The next morning we woke up early and walked around the town. Sault Ste. Marie is a small, beautiful town on the Canada-U.S. border. After breakfast at Tim Hortons we started our journey again.
This time we drove around Lake Superior and stopped at Thunder Bay for the night. The next day we stopped at a town called Kenora, a picturesque town surrounded by lakes. The town is so beautiful that we wanted to stay there for days, but unfortunately we only spent few hours there as I had to be in B.C. by the end of fourth day.
In the evening of third day we finally crossed Ontario and reached Brandon, Manitoba. The next day saw us log 17 hours on road, driving through Manitoba, Saskatchewan, Alberta, finally reaching B.C. at 11:30 at night. The journey was long and tiring, but I enjoyed every moment on the road driving across Canada. The lakes in Ontario, the vast open fields in Saskatchewan, the prairies in Alberta, and the Rocky Mountains in B.C. all proved to me that Canada is truly a place of natural wonders.

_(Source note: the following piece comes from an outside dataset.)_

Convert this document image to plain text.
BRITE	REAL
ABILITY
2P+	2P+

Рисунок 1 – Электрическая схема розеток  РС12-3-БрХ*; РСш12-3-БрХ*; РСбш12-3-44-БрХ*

During my stay in B.C., I lived in a small town called Fernie which is located in a valley surrounded by the magnificent Rocky Mountains. I lived with roommates who were also from McGill and were working as interns in Teck. Our house was in front of Elk River and every morning I would wake up to the scenic view of river and mountains through my bedroom window.
Fernie is famous for its world famous ski resort and hiking/camping spots. People there live an active lifestyle, which influenced me to a great extent. I, along with two other co-op students, hiked in and around Fernie during much of my spare time. Believe it or not, we did fourteen hikes, hiking every weekend, throughout the season!

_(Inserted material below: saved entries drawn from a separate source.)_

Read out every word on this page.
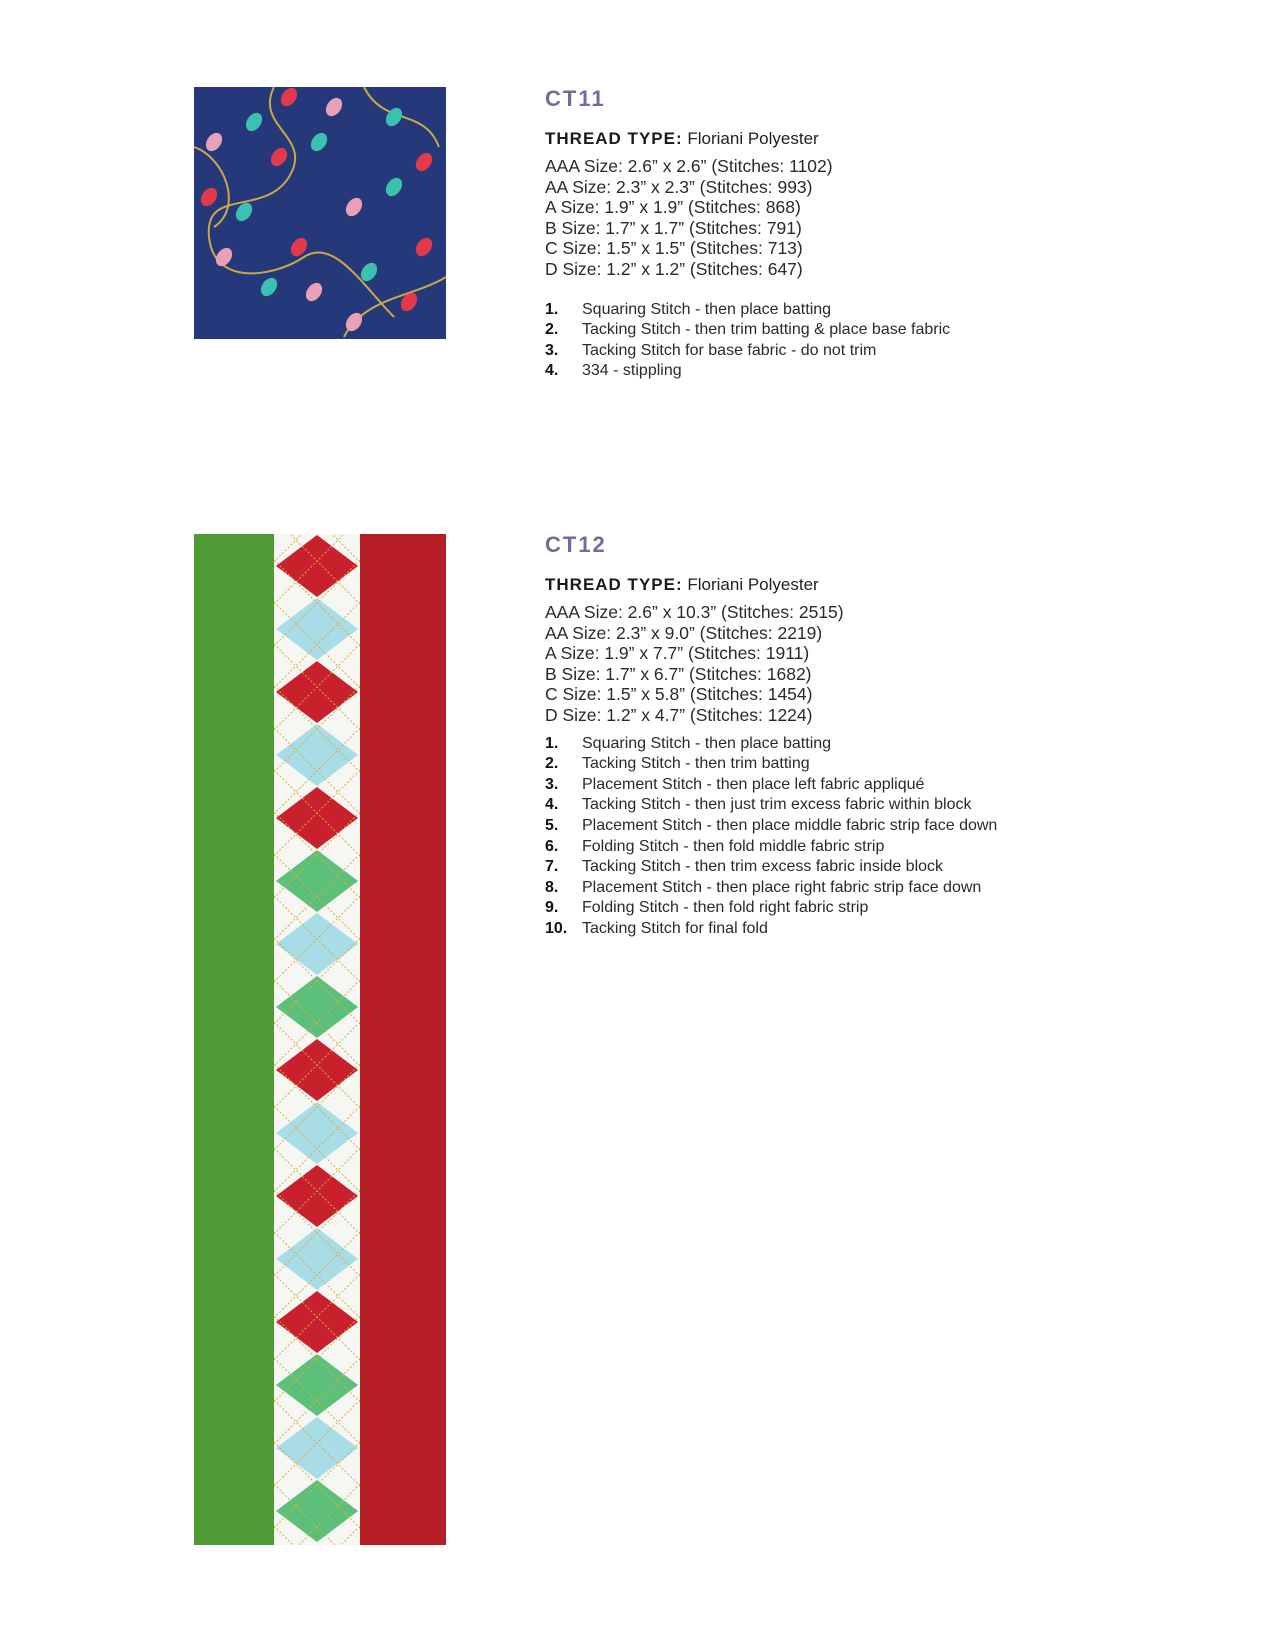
CT11
THREAD TYPE: Floriani Polyester
AAA Size: 2.6” x 2.6” (Stitches: 1102)
AA Size: 2.3” x 2.3” (Stitches: 993)
A Size: 1.9” x 1.9” (Stitches: 868)
B Size: 1.7” x 1.7” (Stitches: 791)
C Size: 1.5” x 1.5” (Stitches: 713)
D Size: 1.2” x 1.2” (Stitches: 647)
1.	Squaring Stitch - then place batting
2.	Tacking Stitch - then trim batting & place base fabric
3.	Tacking Stitch for base fabric - do not trim
4.	334 - stippling
CT12
THREAD TYPE: Floriani Polyester
AAA Size: 2.6” x 10.3” (Stitches: 2515)
AA Size: 2.3” x 9.0” (Stitches: 2219)
A Size: 1.9” x 7.7” (Stitches: 1911)
B Size: 1.7” x 6.7” (Stitches: 1682)
C Size: 1.5” x 5.8” (Stitches: 1454)
D Size: 1.2” x 4.7” (Stitches: 1224)
1.	Squaring Stitch - then place batting
2.	Tacking Stitch - then trim batting
3.	Placement Stitch - then place left fabric appliqué
4.	Tacking Stitch - then just trim excess fabric within block
5.	Placement Stitch - then place middle fabric strip face down
6.	Folding Stitch - then fold middle fabric strip
7.	Tacking Stitch - then trim excess fabric inside block
8.	Placement Stitch - then place right fabric strip face down
9.	Folding Stitch - then fold right fabric strip
10. Tacking Stitch for final fold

Cobalt lake in Bugaboo, Perley rock in Glacier National Park, Polar Peak in Fernie, Turtle Mountain in Alberta, Crowsnest Mountain in Crowsnest Pass, Three Sisters Mountain, Crypt lake in Waterton Lakes National Park are few of my favorite hikes that we did this summer.
Getting to the trailheads of these mountains were a challenge too. Most of them don’t have a good access road, which meant we had to drive on bumpy gravel roads much of the time. One particular hike that had really bad access road was Bugaboo. I had to drive my small 2004 model “Mazda trois“ 50 kilometres on a narrow gravel road with logging trucks coming from the opposite direction. And that is not all. After reaching the trailhead we had to secure the car with chicken wire so that porcupines wouldn’t chew the tires and rubber brake lines!
Living in big cities all throughout my life, I seldom had a chance to be close to the nature. Given this chance, I became a fanatic to face the challenges those mountain activities offered and craved for more. Not only this, I also had a chance to see all sort of Canadian wildlife, including grizzly bear, black bear, mountain goat, moose, bighorn sheep, elk and many more. Not only did all this provide me with a perfect work-life balance, it also helped hone my photography skills as well! I clicked numerous pictures of wildlife, amazing lakes and waterfalls, and the spectacular views atop mountains.
Looking back at those days I spent out West, I definitely miss the active lifestyle, the mountains, the workplace and the friends I made. People sometimes ask me if I enjoyed my stay in Fernie, away from all the diverse activities of city life? I tell them that I most certainly did and that I hope to go back to that wonderful place again someday!
Saleh Ewan is currently enrolled in McGill’s Mining Engineering Co-op Program. He is an International student from Bangladesh. He started his studies at McGill in 2009 and is expecting to graduate in December 2014. His experience includes providing IT related service at McGill ICS Center and working as a mining engineering co-op student at Teck Coal Ltd. in British Columbia.